İskenderun/SES
6 Şubat depreminin yıl dönümünde hayatını kaybeden vatandaşlara Allah’tan rahmet, yaralılara acil şifalar dileyen ve bir daha hiç kimsenin böyle acı yaşatmaması dileğini ileten Hatay Milletvekili Yayman, Türkiye Büyük Millet Meclisi (TBMM) genel kurulunda yaptığı konuşmada şunları söyledi:
"Burada bir milletvekili olarak, bir siyasetçi olarak değil; bu depremde yakınlarını, ağabeyini, ablasını ve çekirdek ailesinden 11 yakınını kaybetmiş bir kardeşiniz olarak söylüyorum: 'Asrın felaketi' olarak nitelenen deprem aslında bize bir gerçeği bir kez daha gösterdi, deprem meselesi bir ulusal güvenlik meselesidir. Türkiye deprem kuşaklarındadır ve deprem meselesi siyaset üstü bir mesele olarak ele alınmalıdır. Biz de 11 ilde ve yaklaşık olarak 124 ilçeyi, 6.229 köyü, yaklaşık 14 milyon nüfusu etkileyen çok büyük bir depremi milletçe yaşadık. Asrın felaketi çok şükür Allah'a ki milletimizin basireti, feraseti, sağduyusuyla beraber asrın dayanışmasına döndü. Zaman zaman duyuyoruz, 'Deprem bölgesinde ne yapıldı ki? Şu eksiklikler var, bu eksiklikler var' denilmektedir. İnsan ehlivicdan olmalı ve yapılanları önce teslim etmeli "Evet, bunlar yapıldı, eksiklikler de var, bunlar da eksiklikler, tamamlanmalı" demeli. Şunu ifade etmek istiyorum: 6 Şubat asrın felaketi, asrın dayanışmasına döndü. Cumhurbaşkanımız Recep Tayyip Erdoğan'ın liderliğinde milletimizin sabrı, metaneti; öbür taraftan devletimizin gücü ve kudreti, öbür taraftan devlet-millet seferberliği bu acılarımızın bir nebze olsun sönmesine, yaralarımızın sarılmasına yol açtı.

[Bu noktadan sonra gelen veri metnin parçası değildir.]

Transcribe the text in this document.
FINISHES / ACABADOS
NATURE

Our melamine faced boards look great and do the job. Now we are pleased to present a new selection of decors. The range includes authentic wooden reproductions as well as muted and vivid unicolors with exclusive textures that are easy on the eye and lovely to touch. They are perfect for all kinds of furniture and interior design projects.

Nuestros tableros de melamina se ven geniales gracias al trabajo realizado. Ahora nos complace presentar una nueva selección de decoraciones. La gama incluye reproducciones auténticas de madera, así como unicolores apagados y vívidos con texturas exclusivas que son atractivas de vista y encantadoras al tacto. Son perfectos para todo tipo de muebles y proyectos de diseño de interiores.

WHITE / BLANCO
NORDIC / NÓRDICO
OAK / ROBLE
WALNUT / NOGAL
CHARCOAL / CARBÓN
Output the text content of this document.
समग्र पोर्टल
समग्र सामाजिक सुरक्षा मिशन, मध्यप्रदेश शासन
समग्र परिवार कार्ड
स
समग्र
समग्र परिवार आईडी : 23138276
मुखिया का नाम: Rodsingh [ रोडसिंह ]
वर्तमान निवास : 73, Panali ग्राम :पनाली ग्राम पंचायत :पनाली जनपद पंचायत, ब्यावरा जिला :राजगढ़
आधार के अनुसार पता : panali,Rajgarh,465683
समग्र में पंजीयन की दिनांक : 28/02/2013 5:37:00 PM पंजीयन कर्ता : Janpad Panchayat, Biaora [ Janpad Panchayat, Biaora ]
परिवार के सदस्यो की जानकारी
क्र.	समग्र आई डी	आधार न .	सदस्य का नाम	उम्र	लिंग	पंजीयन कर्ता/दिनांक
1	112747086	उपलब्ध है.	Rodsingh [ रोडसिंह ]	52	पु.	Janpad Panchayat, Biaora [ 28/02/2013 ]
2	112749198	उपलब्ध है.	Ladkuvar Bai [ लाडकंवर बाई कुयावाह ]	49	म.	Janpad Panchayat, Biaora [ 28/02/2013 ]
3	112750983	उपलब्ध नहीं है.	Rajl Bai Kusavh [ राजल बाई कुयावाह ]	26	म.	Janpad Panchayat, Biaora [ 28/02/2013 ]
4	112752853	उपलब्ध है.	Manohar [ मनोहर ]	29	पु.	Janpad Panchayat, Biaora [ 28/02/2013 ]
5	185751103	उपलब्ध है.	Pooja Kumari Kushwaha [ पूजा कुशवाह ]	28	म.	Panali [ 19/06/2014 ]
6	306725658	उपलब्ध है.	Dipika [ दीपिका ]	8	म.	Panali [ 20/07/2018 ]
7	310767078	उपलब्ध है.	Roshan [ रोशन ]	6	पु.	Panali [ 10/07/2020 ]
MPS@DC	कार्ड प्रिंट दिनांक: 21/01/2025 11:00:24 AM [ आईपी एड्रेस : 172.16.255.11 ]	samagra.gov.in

Deprem meselesinde tam bir seferberlik duygusuyla hareket edildi ve 445 bin hak sahibinden iki yılın sonunda 201 bin 580 konut teslim edildi. Bir kez daha ifade etmek isterim: Tüm deprem bölgesinde 445 bin hak sahibinin 201 bin 580 konutu teslim edildi. İnşallah, 2025 yılı sonunda tüm hak sahiplerinin evleri, iş yerleri, ahırları teslim edilecek. İşte, burada devletimizin gücü, Hükûmetimizin gücü ortaya çıkmaktadır. Ve tüm vatandaşlarımızı inşallah ev sahibi yapacağız. Deprem bölgesinde, başta Hatay olmak üzere sadece evler yükselmiyor, sadece iş yerleri yükselmiyor aynı zamanda umutlar yükseliyor, aynı zamanda heyecan yükseliyor, aynı zamanda yeni bir hayat başlıyor. Belki ölmüş olan yakınlarımızı geri getiremeyiz ama gerçekten yaralarımızı sararak yeni bir dönemi başlatmamız lazım.
Depremin adı 'Kahramanmaraş depremi' olsa da Hatay’da yaklaşık 25 bin canımızı kaybettik ve bu depremin merkezi Hatay oldu. Yine Adıyaman’da, Maraş’ta, Gaziantep’te, Diyarbakır’da, Adana’da, Osmaniye’de ve Kilis’te, ismini sayamadığımız 11 vilayetimizde çok sayıda vatandaşımızı kaybettik. Biraz önce söylediğim gibi, depremi bizim bir ulusal güvenlik meselesi olarak ele almamız gerekiyor ve ben deprem bölgesinden size şunu ifade etmek isterim: Deprem bölgesinde dünyanın en büyük ihya ve inşa faaliyetleri devam etmektedir ve orada şantiyelerde gece gündüz çalışan insanlar vardır. Başta o emekçiler olmak üzere, vilayetlerimizdeki siyasetçilerimize, -iktidar muhalefet fark etmeksizin- valilerimize, belediye başkanlarımıza, Çevre, Şehircilik ve İklim Değişikliği Bakanımız Murat Kurum’a ve Cumhurbaşkanımız Recep Tayyip Erdoğan’a sizlerin huzurunda bir depremzede olarak teşekkür ediyorum, Allah razı olsun. Milletimizin bize söylediği bir söz var, millet diyor ki: 'Eğer Almanya’da, Fransa’da, İngiltere’de böyle bir deprem olsaydı, deprem bölgesi ayağa kalkmazdı. Allah hükûmetimizden razı olsun'. Bizim depremler karşısında bilinçle hareket etmemiz lazım ve inşallah şehirlerimizi yeniden ayağa kaldırmamız lazım diyorum."